The guy over the road, Jim, has been telling me about this treatment his brother, Barry, has been having for his circulation problems (don’t ask me for the details on that – I tend to tune out about Jim’s siblings health complaints, as there’s always a never-ending spiel of new additions to the list). Anyway, this thing is known as hyperbaric oxygen therapy, and it involves getting into a sort of chamber in which you can breathe air with a higher oxygen content than usual.
By the sound of it, Barry is looking into buying a hyperbaric chamber for home use.
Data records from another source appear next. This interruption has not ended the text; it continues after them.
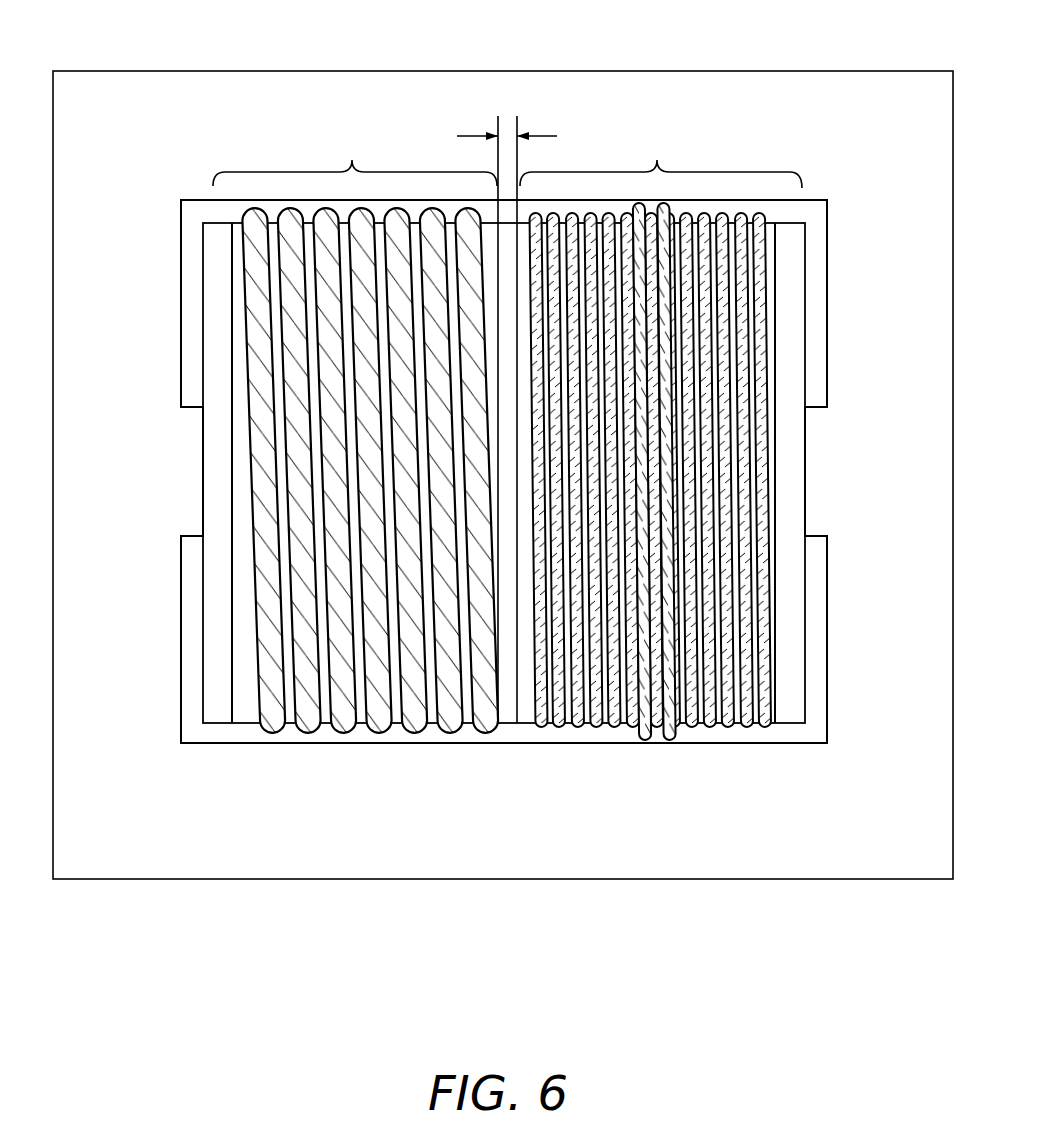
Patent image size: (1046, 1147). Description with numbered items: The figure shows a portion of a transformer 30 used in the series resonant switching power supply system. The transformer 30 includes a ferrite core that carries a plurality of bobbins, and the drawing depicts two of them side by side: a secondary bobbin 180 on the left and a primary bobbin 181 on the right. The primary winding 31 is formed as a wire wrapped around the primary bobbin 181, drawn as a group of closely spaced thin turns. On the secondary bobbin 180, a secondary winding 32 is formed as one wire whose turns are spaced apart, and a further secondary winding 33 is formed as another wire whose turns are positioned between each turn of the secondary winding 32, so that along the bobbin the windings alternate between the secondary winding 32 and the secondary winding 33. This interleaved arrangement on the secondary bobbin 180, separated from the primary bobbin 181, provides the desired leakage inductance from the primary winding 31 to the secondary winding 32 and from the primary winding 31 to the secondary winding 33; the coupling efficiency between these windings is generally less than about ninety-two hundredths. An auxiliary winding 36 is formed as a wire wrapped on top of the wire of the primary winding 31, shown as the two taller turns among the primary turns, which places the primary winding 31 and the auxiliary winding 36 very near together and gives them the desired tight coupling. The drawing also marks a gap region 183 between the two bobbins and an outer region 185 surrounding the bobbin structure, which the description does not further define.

The transformer 30 is at (503, 515).
The primary winding 31 is at (533, 758).
The secondary winding 32 is at (487, 723).
The secondary winding 33 is at (450, 722).
The auxiliary winding 36 is at (632, 750).
The secondary bobbin 180 is at (352, 160).
The primary bobbin 181 is at (657, 160).
The gap between windings 183 is at (508, 118).
The bobbin housing 185 is at (134, 477).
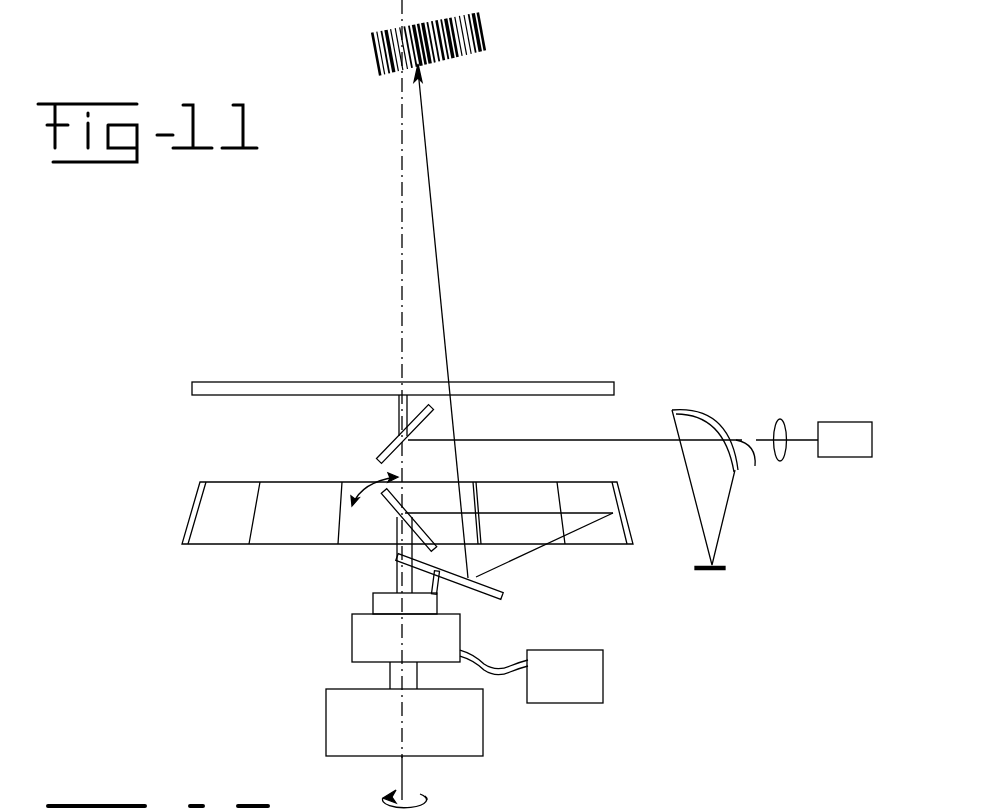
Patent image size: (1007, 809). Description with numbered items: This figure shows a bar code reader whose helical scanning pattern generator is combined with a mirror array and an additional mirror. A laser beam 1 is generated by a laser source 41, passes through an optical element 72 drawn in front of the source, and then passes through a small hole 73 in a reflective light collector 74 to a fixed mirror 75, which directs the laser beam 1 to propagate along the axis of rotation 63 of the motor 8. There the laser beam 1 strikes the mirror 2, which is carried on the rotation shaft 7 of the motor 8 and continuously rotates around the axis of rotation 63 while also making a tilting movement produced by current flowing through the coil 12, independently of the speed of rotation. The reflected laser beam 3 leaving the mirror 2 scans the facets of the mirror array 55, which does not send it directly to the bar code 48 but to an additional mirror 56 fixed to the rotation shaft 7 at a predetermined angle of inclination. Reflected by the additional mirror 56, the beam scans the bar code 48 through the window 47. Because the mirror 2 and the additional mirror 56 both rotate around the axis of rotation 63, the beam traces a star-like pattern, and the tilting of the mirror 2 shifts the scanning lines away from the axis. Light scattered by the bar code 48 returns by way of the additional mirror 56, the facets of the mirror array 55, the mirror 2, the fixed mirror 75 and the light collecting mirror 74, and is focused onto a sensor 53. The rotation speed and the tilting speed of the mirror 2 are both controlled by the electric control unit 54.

The laser beam 1 is at (620, 440).
The mirror 2 is at (388, 516).
The reflected laser beam 3 is at (489, 508).
The rotation shaft 7 is at (396, 579).
The motor 8 is at (476, 738).
The coil 12 is at (360, 646).
The laser source 41 is at (844, 432).
The window 47 is at (220, 384).
The bar code 48 is at (482, 21).
The sensor 53 is at (716, 572).
The electric control unit 54 is at (612, 678).
The mirror array 55 is at (628, 526).
The additional mirror 56 is at (502, 588).
The axis of rotation 63 is at (402, 185).
The lens 72 is at (780, 420).
The small hole 73 is at (755, 466).
The reflective light collector 74 is at (700, 414).
The fixed mirror 75 is at (386, 460).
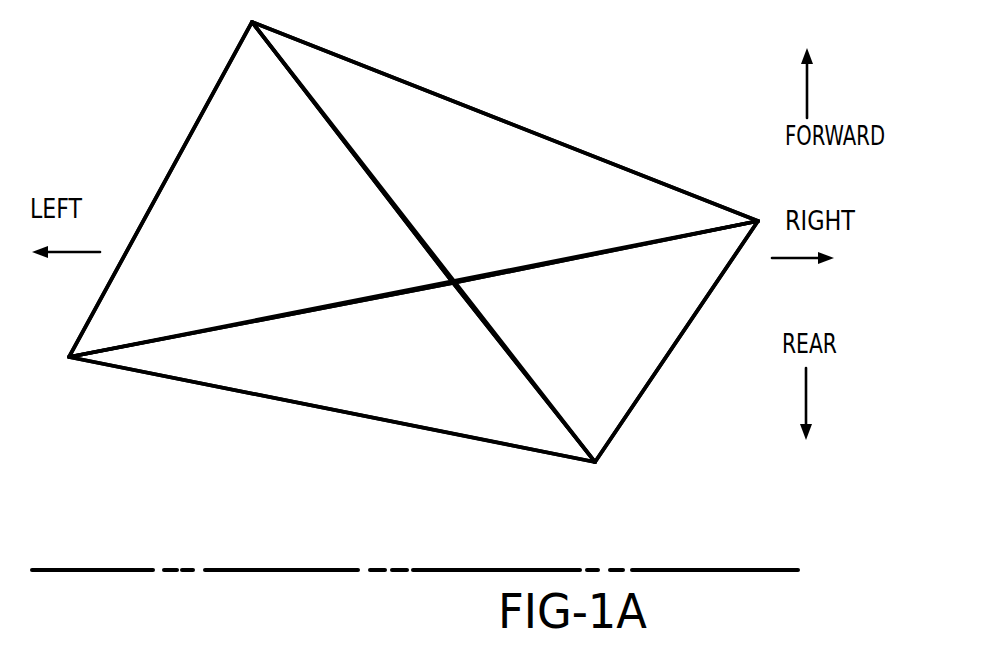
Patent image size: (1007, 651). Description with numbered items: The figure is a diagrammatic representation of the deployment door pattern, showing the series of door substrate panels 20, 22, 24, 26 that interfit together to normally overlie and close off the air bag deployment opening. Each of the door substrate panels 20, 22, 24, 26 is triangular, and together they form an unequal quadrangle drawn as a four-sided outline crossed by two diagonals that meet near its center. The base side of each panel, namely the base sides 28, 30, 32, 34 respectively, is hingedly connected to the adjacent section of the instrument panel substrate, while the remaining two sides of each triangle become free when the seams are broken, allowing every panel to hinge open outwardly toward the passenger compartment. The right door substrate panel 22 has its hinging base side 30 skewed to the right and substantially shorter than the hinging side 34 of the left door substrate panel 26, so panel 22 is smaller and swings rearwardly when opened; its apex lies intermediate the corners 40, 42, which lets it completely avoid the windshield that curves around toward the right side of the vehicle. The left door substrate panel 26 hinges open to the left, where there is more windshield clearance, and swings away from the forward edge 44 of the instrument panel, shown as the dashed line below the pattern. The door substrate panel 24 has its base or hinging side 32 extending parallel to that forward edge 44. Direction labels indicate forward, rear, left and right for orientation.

The door substrate panel 20 is at (516, 219).
The door substrate panel 22 is at (580, 334).
The door substrate panel 24 is at (377, 369).
The door substrate panel 26 is at (247, 254).
The base side 28 is at (558, 134).
The hinging base side 30 is at (650, 384).
The hinging side 32 is at (276, 401).
The hinging side 34 is at (168, 172).
The corner 40 is at (758, 211).
The corner 42 is at (598, 462).
The forward edge of the instrument panel 44 is at (648, 566).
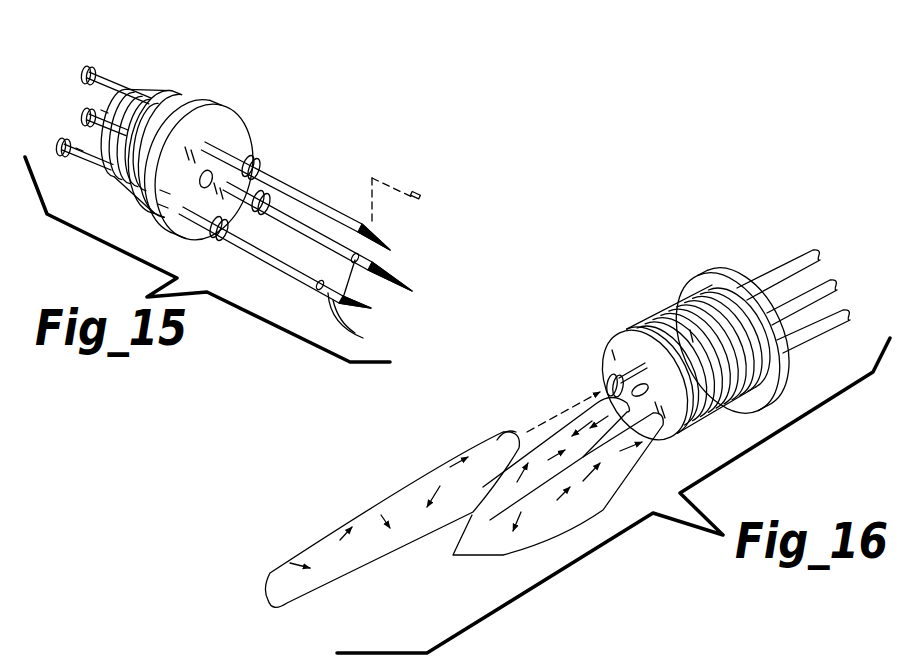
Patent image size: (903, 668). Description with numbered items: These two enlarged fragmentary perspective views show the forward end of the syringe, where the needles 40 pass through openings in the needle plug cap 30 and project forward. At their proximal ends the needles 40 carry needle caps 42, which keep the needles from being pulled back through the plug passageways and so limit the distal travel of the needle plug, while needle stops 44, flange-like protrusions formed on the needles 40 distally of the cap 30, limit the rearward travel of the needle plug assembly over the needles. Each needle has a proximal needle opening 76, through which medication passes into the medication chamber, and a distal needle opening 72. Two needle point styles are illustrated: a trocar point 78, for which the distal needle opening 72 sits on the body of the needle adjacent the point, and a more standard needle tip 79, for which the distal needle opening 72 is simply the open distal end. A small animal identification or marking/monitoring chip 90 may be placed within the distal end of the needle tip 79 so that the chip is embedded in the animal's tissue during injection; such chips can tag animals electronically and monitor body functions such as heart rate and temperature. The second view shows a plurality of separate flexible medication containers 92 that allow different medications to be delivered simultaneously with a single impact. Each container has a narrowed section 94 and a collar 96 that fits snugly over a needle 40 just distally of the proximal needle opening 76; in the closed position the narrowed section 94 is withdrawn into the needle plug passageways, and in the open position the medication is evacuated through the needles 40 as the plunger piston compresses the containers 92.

Jim tells me that going to the hospital to receive the treatment really adds up over time – Barry’s been at it for a while now, and it seems like he’s going to need to keep getting the treatment in the future, so it makes sense for him to drop a bunch of cash on getting a portable chamber that he can set up in his house.
I asked Jim if administering this treatment is something that you’re meant to be medically qualified for. Jim reckons it’s considered pretty safe, and that the portable chambers are devised to be relatively foolproof. I didn’t quite believe him, so I had a quick look into what the deal is with home-based hyperbaric medicine in Melbourne.
From what I can see, it looks like Jim might be right – it does seem to be legit for people to set up these portable chambers in their houses. Of course, it would make more sense in a lot of cases to go to a hospital for treatment – there are so many different conditions that this thing can be applied to. I get the sense that you’d invest in an at-home system if you were already familiarised with hospital-based hyperbaric therapy and needed long-term treatment.
Good old Jim; always teaching me something new about the world. At least this time I learned something other than how boring chats with neighbours can be!